Konnte ich, Tarl Cabot, ein Mensch, dieses Objekt finden und es nach dem Wunsch der Priesterkönige ins Sardargebirge zurückbringen, wo es seine einzigartige und einmalige Rolle im Geschick dieser barbarischen Welt spielen mußte?

Ich wußte es nicht. Aber worum handelte es sich bei diesem Gegenstand?

Man könnte ihn als das Ziel heftiger Intrigen bezeichnen, als Quell tiefgreifender Zwistigkeiten unter dem Sardargebirge — Auseinandersetzungen, von denen die Menschen Gors nichts ahnten —, als die kostbare, einzige Hoffnung einer uralten unglaublichen Rasse, als Same, ein Stück lebendiges Gewebe, die schlummernde Fähigkeit zur Wiedergeburt, der Same der Götter, ein Ei — das letzte und einzige Ei der Priesterkönige.

Aber warum setzten sich die Priesterkönige nicht selbst auf seine Spur — mit ihren Flugschiffen und ihren durchschlagenden Waffen und fantastischen Geräten?

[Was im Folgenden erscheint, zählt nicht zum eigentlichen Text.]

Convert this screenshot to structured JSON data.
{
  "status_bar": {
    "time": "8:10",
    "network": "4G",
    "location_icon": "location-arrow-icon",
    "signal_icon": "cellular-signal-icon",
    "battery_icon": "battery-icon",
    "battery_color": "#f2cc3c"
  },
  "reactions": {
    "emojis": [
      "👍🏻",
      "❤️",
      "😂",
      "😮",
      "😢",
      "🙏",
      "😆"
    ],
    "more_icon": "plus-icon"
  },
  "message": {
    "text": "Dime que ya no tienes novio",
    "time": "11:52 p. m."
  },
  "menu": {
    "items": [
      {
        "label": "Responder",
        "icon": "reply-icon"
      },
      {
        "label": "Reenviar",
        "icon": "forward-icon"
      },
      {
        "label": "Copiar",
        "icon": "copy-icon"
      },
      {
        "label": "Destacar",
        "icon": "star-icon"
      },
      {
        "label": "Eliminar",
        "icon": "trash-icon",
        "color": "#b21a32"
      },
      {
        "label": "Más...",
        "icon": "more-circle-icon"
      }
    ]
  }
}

Priesterkönige ertragen die Sonne nicht. Sie sind nicht wie die Menschen, und niemand würde sie für Priesterkönige halten. Die Menschen stellten sich die Priesterkönige nach ihrem eigenen Ebenbild vor. Ein Priesterkönig hatte mir einmal gesagt: »Der Mensch ist dem Menschen gegenüber wie ein Larl; wenn wir es zuließen, würde er auch uns Priesterkönige so behandeln.«

So war ich losgezogen — weil ich von der Bedeutung meiner Mission überzeugt war, und weil sie meinem Freund Misk etwas bedeutete, von dem an anderer Stelle die Rede ist. Ein Großteil seines Lebens galt dem Traum eines neuen Lebens für die Priesterkönige, neuen Nachkommen, einem neuen Anfang.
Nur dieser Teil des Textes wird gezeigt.